One of the rare early days condition is the childhood obsessive compulsive disorder (OCD). It is the fourth common psychiatric order rather than panic disorder and schizophrenia. It is believed to be controlled by biological, psychological, and social interactions with regard to the beginning until the course of the disease. Knowing the factors that cause the beginning of symptoms is very important to find the treatment and reducing the difficulty of the children and adolescents.

Obsessive compulsive disorder or OCD is devastating disorder that is disturbing, recurrent, and repetitive feel driven to do something. Some examples are repeated hand washing to wash off germs or infection, and worry for having a serious illness. These worries become persistent, hinder with the child’s normal activities of daily living, and often require habitual behavior to become comfortable.

Cognitive-behavioral therapy (CBT) is more difficult to put into action in children than in adults. Nevertheless, the availability of a procedure for CBT for childhood OCD has made this a realistic option for many patients.

CBT is more likely to be successful in patients with obvious rituals and when there is cooperation from the family and the child.
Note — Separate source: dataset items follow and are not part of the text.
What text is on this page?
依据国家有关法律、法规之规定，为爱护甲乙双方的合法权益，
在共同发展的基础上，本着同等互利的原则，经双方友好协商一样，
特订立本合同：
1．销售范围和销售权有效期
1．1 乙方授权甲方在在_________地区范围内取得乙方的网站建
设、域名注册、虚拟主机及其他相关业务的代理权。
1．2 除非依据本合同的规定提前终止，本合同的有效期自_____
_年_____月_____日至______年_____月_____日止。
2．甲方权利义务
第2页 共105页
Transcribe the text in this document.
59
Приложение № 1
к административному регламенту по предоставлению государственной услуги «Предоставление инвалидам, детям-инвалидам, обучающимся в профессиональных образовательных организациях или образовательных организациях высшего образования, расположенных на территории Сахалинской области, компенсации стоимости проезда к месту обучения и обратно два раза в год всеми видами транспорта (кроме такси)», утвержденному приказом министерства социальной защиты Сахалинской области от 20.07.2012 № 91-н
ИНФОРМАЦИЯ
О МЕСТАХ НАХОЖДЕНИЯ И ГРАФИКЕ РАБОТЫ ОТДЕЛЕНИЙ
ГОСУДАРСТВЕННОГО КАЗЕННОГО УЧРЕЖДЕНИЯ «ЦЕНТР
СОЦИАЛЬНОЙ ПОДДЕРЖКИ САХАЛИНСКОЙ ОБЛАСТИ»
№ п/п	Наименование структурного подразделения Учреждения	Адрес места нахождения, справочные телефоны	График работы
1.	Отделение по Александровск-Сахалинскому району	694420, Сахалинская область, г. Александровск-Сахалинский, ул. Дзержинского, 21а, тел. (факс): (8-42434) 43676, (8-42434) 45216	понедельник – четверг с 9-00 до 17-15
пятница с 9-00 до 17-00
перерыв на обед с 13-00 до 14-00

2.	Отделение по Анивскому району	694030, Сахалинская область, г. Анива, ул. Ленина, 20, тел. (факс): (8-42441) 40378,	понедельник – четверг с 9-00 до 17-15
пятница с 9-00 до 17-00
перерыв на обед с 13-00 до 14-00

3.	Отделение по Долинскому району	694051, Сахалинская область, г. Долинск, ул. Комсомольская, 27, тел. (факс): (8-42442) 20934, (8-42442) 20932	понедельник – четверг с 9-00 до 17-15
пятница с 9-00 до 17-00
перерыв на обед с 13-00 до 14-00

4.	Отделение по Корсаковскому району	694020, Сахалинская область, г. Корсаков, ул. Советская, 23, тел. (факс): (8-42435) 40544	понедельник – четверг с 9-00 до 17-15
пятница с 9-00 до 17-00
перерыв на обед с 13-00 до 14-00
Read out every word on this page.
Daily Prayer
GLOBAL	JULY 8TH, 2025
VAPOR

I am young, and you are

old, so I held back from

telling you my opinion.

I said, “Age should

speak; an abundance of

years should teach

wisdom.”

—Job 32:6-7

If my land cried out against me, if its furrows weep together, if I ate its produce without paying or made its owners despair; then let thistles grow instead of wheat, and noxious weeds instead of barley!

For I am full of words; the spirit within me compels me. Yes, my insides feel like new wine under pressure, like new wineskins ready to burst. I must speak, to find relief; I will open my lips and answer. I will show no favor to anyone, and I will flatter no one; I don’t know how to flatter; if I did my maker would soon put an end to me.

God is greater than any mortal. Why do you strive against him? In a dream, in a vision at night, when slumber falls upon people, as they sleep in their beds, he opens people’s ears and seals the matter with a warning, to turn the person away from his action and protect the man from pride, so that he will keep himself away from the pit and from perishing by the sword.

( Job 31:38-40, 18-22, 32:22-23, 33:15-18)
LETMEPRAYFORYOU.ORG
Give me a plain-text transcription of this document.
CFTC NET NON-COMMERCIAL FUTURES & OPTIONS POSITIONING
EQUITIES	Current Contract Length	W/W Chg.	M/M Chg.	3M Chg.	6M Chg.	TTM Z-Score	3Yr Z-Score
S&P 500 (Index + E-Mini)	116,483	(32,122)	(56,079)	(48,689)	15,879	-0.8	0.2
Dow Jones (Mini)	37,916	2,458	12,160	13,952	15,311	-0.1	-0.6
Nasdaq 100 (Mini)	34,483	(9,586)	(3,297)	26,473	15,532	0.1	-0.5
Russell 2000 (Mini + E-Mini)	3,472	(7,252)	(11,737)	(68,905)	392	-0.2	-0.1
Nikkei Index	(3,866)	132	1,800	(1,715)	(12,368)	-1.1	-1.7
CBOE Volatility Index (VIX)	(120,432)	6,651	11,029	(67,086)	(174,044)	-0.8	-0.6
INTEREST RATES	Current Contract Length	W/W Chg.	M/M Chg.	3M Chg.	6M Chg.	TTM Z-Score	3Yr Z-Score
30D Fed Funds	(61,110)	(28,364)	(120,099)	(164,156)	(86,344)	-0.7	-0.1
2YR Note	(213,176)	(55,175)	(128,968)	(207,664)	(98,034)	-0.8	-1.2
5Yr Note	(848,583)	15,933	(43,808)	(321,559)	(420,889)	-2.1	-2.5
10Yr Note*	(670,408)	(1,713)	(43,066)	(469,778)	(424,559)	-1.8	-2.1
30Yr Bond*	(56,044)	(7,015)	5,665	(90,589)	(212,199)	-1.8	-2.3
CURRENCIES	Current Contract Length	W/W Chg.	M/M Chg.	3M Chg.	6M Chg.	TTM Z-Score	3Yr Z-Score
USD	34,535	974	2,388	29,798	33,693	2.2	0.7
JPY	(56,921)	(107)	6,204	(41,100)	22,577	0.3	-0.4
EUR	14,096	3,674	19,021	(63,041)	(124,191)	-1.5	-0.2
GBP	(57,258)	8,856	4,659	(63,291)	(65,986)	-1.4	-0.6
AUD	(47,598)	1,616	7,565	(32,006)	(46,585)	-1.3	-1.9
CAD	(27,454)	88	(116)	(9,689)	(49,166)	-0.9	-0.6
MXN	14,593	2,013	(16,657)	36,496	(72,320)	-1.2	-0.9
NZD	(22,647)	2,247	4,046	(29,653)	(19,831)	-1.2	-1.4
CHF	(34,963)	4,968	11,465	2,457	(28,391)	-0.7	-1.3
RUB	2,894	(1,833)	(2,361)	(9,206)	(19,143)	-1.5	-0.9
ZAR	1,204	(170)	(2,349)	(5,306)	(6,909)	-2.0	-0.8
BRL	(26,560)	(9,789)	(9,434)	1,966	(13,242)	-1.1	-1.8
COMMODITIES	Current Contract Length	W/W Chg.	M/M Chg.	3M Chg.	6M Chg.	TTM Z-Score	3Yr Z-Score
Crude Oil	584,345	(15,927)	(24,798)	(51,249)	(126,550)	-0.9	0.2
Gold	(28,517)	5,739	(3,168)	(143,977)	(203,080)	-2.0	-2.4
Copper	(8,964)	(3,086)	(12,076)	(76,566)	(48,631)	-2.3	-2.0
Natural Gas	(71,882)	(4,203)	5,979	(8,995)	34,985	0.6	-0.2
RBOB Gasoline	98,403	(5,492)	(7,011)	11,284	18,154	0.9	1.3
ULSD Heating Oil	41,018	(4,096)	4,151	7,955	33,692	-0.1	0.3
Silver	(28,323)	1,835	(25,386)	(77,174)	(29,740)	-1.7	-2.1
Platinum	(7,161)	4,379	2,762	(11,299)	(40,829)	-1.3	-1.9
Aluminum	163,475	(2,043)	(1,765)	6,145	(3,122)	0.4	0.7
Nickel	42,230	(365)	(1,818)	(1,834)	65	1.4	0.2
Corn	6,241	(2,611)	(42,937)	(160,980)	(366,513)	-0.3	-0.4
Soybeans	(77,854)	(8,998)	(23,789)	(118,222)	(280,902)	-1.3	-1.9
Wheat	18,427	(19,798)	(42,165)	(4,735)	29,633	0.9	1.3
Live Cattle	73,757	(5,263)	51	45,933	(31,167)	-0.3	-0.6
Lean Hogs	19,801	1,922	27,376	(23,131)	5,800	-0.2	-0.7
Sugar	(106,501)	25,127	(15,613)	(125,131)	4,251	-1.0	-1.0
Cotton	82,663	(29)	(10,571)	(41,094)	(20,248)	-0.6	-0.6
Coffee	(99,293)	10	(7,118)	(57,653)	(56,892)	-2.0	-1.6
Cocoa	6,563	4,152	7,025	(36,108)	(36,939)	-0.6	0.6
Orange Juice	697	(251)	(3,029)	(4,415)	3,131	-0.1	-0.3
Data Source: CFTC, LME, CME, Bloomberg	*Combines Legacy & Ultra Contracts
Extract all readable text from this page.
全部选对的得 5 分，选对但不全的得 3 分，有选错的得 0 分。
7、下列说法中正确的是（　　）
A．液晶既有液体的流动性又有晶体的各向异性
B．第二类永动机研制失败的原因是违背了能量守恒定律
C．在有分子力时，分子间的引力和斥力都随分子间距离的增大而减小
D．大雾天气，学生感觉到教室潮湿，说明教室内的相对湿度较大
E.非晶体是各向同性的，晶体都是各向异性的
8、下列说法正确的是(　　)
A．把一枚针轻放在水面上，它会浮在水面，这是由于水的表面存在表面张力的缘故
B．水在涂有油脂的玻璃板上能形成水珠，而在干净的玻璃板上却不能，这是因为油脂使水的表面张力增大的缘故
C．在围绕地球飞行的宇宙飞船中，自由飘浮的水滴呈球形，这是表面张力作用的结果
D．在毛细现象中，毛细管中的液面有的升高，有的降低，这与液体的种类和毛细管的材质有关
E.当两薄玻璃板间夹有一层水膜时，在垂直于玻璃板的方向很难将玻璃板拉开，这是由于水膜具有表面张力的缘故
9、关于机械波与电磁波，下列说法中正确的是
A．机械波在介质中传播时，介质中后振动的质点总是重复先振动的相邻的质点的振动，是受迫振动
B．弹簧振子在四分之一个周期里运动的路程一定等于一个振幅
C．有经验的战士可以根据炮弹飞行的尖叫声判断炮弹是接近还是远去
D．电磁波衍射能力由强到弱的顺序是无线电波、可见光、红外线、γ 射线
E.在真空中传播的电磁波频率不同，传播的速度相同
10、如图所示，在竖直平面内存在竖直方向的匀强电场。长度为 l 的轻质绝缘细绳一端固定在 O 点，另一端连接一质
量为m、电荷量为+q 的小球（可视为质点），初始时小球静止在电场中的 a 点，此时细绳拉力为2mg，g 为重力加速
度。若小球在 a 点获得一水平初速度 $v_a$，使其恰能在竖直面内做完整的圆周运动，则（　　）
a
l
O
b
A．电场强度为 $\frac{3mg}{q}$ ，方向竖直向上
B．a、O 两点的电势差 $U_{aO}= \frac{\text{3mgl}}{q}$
Other positive predictors of the success of CBT include a degree of insight, a strong desire by the patient to eliminate these rituals, the ability to monitor and report symptoms.

It is vital to gather a therapeutic effect or response to medication to treat the child with OCD. So it is important to educate the family members regarding drug therapy and it should include an extensive discussion of the pharmacotherapeutic options, their potential adverse events and a realistic assessment of possible outcomes. A study advises that after selecting a drug, it is important to have a trail week of using the medicine before thinking that the drug treatment is not effective.

The SSRIs is the first choice in treating OCD in children. If it is not available, the doctor may prescribe clomipramine. But it has side effect such as difficulty in urinating, dry mouth and sleepiness.

Psychotherapy is use to which must provide efficient ways of reducing stress, decreasing anxiety, and resolve inner disagreements. Another is behavioral therapy. In this therapy, the child is exposed to a condition that causes anxiety symptoms, and learns to resist the urge to perform the compulsion.

A study shows that long term follow up of children with OCD shows a tendency to reduce the course of illness in about 50% of patients. The patients will remit or maintain good control with treatment.